Zaitsev has a new...comrade? minder? internal spy?...in Zoya, a woman with a chip on her shoulder about being judged unfairly (because woman), a woman with a difficult attitude of disrespect for the people among whom she and Zaitsev must do their investigative job, and a general poor substitute for last book's Nefyodov. When you're among people who are extra-suspicious of you because you're Russian when they were already unhappy to see someone sent by the central authorities to poke around in places they'd just as soon leave unpoked, thanks, to solve a crime that took place a world away, to someone whose life was a-rattle with the skeletons in his closet...this will not end well for plenty of folks.
It's heavenly!
No one can be trusted! About/with/for ANYthing! Every time Zaitsev finds something out he has to unwrap more shades of meanings than Tut had embalmers' bandages! Impressively, Author Yakovleva manages to make the thriller-y bits cohere well. There's a secondary theme in who was murdered, where, and why, though it's not particularly energetically explored. It very much comes with the murdered man's identity, and I found it and its deeper ramifications interesting, but if I don't holler about it the importance won't be obvious to most. And I won't. This series has, as one of its main pleasures, the pressure cooker of Zaitsev sweating out the clues, in the teeth of multiple prongs of opposition, while uncovering realities of his life lived in Soviet Russia that break him on a human level.

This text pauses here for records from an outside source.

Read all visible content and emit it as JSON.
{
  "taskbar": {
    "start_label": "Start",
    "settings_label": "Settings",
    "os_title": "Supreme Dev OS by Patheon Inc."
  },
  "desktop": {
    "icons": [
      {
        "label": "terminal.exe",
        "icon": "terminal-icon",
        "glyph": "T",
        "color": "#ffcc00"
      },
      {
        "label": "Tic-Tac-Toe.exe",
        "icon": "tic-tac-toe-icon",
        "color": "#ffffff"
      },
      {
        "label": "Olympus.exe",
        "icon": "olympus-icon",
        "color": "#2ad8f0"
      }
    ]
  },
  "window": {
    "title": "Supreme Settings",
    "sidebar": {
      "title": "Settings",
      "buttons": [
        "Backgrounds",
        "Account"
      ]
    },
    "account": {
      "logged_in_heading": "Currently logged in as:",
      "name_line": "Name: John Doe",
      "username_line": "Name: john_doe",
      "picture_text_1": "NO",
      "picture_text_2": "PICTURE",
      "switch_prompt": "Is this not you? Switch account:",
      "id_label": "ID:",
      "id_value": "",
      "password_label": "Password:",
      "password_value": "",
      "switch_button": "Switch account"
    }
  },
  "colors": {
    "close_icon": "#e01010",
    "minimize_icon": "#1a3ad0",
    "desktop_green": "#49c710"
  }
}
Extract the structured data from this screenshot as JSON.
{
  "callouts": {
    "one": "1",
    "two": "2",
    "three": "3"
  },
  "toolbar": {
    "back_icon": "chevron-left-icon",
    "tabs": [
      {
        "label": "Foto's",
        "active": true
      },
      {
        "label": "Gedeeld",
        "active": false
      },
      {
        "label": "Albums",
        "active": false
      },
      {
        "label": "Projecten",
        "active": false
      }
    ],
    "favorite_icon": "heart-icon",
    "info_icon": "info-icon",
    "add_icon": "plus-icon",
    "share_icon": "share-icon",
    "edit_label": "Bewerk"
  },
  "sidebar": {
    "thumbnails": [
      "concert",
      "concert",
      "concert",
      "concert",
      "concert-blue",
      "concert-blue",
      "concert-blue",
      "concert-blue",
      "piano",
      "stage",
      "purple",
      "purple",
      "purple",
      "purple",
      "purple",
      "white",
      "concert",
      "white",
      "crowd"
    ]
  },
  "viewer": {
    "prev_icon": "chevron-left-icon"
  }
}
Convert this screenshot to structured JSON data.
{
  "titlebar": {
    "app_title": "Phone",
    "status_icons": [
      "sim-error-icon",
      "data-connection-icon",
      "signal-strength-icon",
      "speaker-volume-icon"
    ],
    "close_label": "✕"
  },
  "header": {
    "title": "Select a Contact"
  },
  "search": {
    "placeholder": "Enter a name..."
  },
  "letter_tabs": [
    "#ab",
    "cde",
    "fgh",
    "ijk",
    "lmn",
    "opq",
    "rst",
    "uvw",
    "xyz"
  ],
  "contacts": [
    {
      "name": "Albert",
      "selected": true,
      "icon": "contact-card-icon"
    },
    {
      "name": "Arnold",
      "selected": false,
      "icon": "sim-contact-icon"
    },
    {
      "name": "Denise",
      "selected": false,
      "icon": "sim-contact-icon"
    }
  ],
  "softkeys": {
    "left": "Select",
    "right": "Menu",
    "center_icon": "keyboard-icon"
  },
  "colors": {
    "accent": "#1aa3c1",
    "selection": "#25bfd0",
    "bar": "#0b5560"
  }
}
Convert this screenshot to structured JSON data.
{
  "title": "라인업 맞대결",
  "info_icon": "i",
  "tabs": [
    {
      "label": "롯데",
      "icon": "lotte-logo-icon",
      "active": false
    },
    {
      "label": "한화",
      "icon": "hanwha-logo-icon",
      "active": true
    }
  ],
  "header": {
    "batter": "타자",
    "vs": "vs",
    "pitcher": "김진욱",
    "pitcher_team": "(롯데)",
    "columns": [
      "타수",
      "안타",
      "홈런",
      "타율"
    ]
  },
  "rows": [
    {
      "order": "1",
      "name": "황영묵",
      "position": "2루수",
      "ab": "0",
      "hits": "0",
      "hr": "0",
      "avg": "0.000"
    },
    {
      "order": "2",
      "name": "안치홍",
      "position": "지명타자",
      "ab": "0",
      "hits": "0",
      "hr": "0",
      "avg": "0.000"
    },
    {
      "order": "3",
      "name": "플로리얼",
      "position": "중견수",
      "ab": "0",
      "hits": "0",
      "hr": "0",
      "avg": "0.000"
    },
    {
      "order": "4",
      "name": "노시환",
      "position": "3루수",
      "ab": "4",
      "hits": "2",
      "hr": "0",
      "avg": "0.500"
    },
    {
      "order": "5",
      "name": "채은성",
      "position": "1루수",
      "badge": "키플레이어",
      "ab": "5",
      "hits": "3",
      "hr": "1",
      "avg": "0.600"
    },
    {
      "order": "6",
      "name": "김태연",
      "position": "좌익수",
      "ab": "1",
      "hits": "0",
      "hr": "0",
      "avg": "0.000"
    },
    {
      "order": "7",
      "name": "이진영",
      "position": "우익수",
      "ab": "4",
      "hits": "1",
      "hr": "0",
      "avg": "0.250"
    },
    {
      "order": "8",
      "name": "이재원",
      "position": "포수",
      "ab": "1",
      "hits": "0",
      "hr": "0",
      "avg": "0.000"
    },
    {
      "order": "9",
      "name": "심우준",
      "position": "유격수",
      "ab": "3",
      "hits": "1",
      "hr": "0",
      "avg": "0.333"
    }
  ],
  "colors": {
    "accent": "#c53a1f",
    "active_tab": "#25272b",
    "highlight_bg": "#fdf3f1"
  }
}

So my attention was riveted again...last book I gave an extra quarter-star to, elevating it almost to fivehood. Not this one, despite my praising it; so why?
As pleasure reading, deeply interesting history of the Red Terror is...challenging. The information Zaitsev discovers as his investigation goes on would've gotten him shot in 1937 Russia. He could not have survived learning what he did...too much evidence to the contrary exists in the identities of the many murdered. So my disbelief muscle was sore from overuse. Also, why didn't he just shove Zoya under a tram or into a combine harvester and have done with it? She was more than a poor partner for an investigator, she was a provocatively bad investigator herself.
So there's the missing fractional star. Noe of that made me less eager to get to the next chapter, and I could not wait to pick up the read every day.
So a big #WITMonth win for Pushkin Vertigo, and me; y'all, too, if you go get one now.